Tika#
Support for Apache Tika (1.8 and above) is included. This can be run in one of two ways: Server or CLI.
See the Apache Tika home page for instructions on installing and
configuring this. Download the latest tika-app for running as a CLI script, or tika-server if you're planning
to have it running constantly in the background. Starting tika as a CLI script for every extraction request
is fairly slow, so we recommend running it as a server.
This extension will best work with the fileinfo PHP extension installed to perform mime detection. Tika validates support via mime type rather than file extensions.
CLI#
Ensure that your machine has a tika command available which will run the CLI script.
#!/bin/bash
exec java -jar tika-app-1.8.jar "$@"
REST server#
Tika can also be run as a server. You can configure your server endpoint by setting the URL via config.

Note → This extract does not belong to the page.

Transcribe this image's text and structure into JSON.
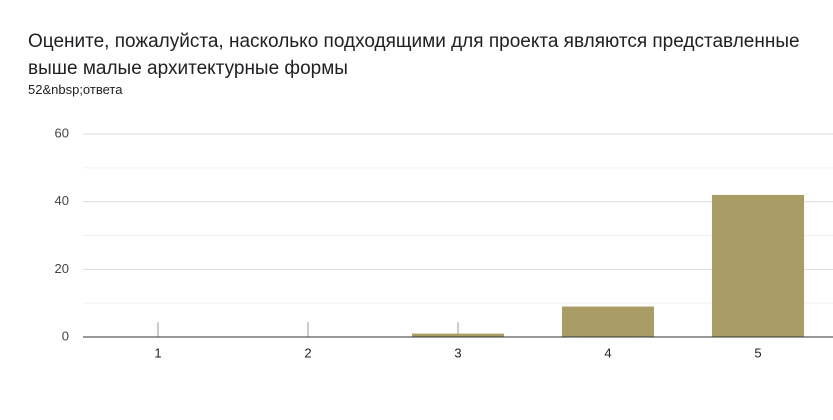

SilverStripe\TextExtraction\Extractor\TikaServerTextExtractor:
server_endpoint: 'http://localhost:9998'
Alternatively this may be specified via the SS_TIKA_ENDPOINT environment variable in your .env file, or an
environment variable of the same name.
Then start up your server as below:
java -jar tika-server-1.8.jar --host=localhost --port=9998
While you can run tika-app-1.8.jar in server mode as well (with the --server flag),
it behaves differently and is not recommended.
The module will log extraction errors with PSR-3 "notice" priority by default,
for example a "422 Unprocessable Entity" HTTP response for an encrypted PDF.
In case you want more information on why processing failed, you can increase
the logging verbosity in the tika server instance by passing through
an --includeStack flag. Logs can be passed on to files or external logging services,
see error handling
documentation for Silverstripe core.